I am not sure which forum to post, as this involves several topics.

I am transferring Hi-8 tapes to eventually become DVD's. I have recently purchased a Sony Digital 8 camera and am trying to find the better method for the conversion process.

My first concern is what DV codec should I use and from my research, it seems that as I am only transferring video from the camera to the computer via firewire, there is no DV codec involved, other than the Sony codec in the camera, used to produce the initial video. This seems reasonable, except before I read this, I tried a test, transferring a small clip from the camera using a variety (or so I thought) of codecs,to "capture" or transfer - Microsoft, Mainconcept, Panasonic, etc. I took each of these copied avi clips into Virtualdub and edited them to the exact same frames and saved as a direct stream avi. I then used Tmpgenc to convert to Mpeg, all using the same settings in Tmpgenc.

The resulting Mpegs were all different sizes and when examined in Bitrate Viewer, all showed significant differences in "Q" level and bitrate.
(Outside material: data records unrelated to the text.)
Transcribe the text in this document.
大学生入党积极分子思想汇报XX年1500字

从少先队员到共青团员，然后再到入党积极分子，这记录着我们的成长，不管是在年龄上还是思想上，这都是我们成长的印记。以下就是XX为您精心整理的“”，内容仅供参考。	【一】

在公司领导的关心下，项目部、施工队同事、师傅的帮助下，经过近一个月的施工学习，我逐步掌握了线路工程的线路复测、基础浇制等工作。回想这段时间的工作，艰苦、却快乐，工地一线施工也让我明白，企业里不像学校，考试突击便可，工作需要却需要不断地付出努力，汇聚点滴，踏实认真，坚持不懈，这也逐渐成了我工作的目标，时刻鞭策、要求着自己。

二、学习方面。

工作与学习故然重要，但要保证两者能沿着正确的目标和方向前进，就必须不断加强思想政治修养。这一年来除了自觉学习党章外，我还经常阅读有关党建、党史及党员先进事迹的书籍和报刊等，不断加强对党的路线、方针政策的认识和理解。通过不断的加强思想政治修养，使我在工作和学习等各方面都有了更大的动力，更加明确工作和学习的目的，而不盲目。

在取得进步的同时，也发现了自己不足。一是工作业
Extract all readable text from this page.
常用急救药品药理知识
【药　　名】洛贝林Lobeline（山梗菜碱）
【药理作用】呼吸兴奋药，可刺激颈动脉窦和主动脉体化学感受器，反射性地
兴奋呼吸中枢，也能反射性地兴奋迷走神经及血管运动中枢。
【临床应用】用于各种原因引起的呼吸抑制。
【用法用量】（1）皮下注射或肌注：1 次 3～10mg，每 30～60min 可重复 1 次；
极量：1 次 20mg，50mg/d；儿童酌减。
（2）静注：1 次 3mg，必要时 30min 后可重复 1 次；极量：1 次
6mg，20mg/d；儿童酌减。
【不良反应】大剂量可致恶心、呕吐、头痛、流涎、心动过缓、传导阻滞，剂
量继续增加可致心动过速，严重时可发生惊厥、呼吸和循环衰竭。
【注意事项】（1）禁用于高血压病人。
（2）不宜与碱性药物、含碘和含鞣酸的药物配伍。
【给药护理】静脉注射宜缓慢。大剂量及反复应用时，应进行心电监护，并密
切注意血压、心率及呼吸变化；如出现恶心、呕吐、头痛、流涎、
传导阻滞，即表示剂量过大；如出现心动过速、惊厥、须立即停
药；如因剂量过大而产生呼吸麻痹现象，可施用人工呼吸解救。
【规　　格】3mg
My question, if the DV codec is not involved, why would not each clip compress the same in Tmpgence. Does Tmpgenc then read the codec header and use the reported codec to uncompress before re-compressing?

Another question involves frameserving (with Frameserver from DebugMode) from Vegas Video to Tmpgenc. The time needed for compression is approximately double when frameserving as when compressed directly with Tmpgenc. Also, the resulting Mpeg, when frameserved from Vegas has a different size than when done directly and the "Q" level shows a significant improvement when frameserved. I haven't done any editing in Vegas, just load and frameserve out. I can only conclude that Vegas is using its own codec, which is improving the quality and also slowing the process and then, presumably, Tmpgenc does not need to find the listed decoder.

I hope I have been able to expain my questions, as I am rather confused by all of this, at the moment.